Près de 6000 hommes des forces armées sont déjà à Bahia et 2500 autres seront dépêchés à Salvador (capitale de l'État) et autres villes proches, dans les prochains jours, a indiqué le général Racine Bezerra Lima, commandant de la 6e région militaire responsable de cette région.

Les troupes fédérales patrouillent dans les rues, sont autorisées à faire des fouilles et arrêter des suspects.

La plupart des cours ont été suspendus dans les écoles et le transport public a été réduit. De nombreux commerces ont baissé leur rideau de fer par peur des pillages.

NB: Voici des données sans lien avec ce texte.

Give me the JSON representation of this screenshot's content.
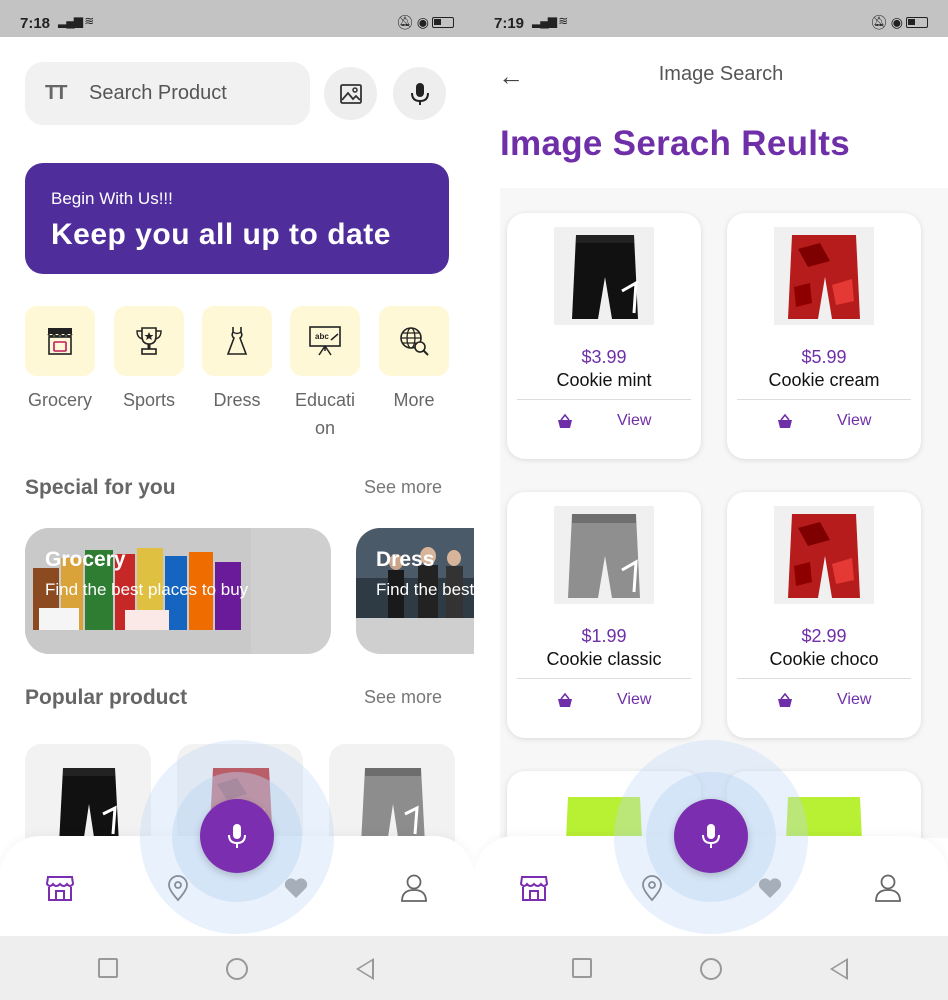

«Nous avons ouvert, mais nous servons les clients derrière les grilles comme si c'était des bandits. Je n'ai pas vu un seul policier dans la rue, on n'a peur de se faire cambrioler», a déclaré au journal Tribuna da Bahia, Carlos Silva, gérant d'un magasin au centre-ville.

Le taux d'homicides dans l'État de Bahia a grimpé de 400 % de 2000 à 2010, à 41,1 pour 100 000 habitants, d'après des statistiques de l'Institut de recherches économiques appliquées (IPEA).

«Grève inconstitutionnelle»

Outre le déploiement de soldats, la présidente Rousseff a autorisé celui de 250 policiers d'élite de la Force nationale, un chiffre qui pourra atteindre 5000 «jusqu'à ce que soient rétablies les conditions normales», d'après le ministère de la Défense.

Salvador va accueillir six matchs de la coupe du monde (12 juin - 13 juillet). Dans la première phase, il recevra les équipes et les touristes d'Espagne, d'Allemagne et de Suisse comme têtes de série, outre la Hollande, la France, le Portugal, l'Iran et la Bosnie.

La justice de Bahia a décrété mercredi cette grève comme étant «illégale» et infligé une amende de 50 000 reais par jour (plus de 24 000 $) au syndicat des grévistes s'ils ne reprennent pas le travail.

«La grève est illégale, inconstitutionnelle et porte préjudice directement à la population», a souligné le porte-parole du gouvernement de Bahia. Les revendications salariales des grévistes ne cessent d'augmenter et dépassent la capacité du budget de l'État de Bahia, a-t-il ajouté.

En principe, la PM n'est pas autorisée à faire grève au Brésil et le tribunal de Bahia a souligné que le mouvement de grève «bafoue le droit assuré constitutionnellement à la sécurité publique».

Le leader de la grève, Marco Prisco, est président de l'Association des policiers et pompiers de Bahia, mais aussi conseiller municipal du Parti de la sociale démocratie (PSDB), formation d'opposition au gouvernement local du parti des Travailleurs (PT au pouvoir).

Élu après une grève organisée à la veille du carnaval de 2012, période très touristique, qui avait donné lieu à une vague de violences avec 157 morts, M. Prisco viserait maintenant, selon certaines sources, un mandat de député lors des élections générales d'octobre.